Der Eschweger Maler Günther Schaumberg wird heute 90 Jahre alt - ein Porträt

Lehrer, Künstler, Doktor

Günther Schaumberg in seinem Zimmer im Seniorenheim, wo er jetzt lebt. Foto: fp

Eschwege. Sein Zimmer im Seniorenwohnheim Vor dem Brückentor ist hell und geräumig. Auf dem Schreibtisch steht ein Notebook, Regale sind voll mit Büchern und Ordnern und an den Wänden hängen einige seiner Bilder. Günther Schaumberg, der heute 90 Jahre alt wird, wohnt hier seit anderthalb Jahren - und fühlt sich wohl in dieser Umgebung. Auch wenn das Alter Spuren in seinem Körper hinterlassen hat - im Kopf ist er immer noch fit.
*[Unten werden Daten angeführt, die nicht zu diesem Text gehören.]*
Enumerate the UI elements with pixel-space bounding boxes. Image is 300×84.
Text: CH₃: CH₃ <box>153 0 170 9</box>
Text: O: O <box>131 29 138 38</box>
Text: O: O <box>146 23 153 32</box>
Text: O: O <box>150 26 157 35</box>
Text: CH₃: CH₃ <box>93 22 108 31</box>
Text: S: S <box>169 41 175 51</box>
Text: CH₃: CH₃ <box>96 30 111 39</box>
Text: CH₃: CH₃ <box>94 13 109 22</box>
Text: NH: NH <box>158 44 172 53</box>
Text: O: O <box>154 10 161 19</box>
Bei einem Gespräch mit dem Eschweger Künstler, der fast 30 Jahre lang Kunstlehrer im Eschweger Gymnasium war und dem für seine paläontologische Arbeiten, die er sozusagen nebenbei betrieb, 1997 die Ehrendoktorwürde der Uni Marburg verliehen wurde, erzählte er mir von seinem Leben.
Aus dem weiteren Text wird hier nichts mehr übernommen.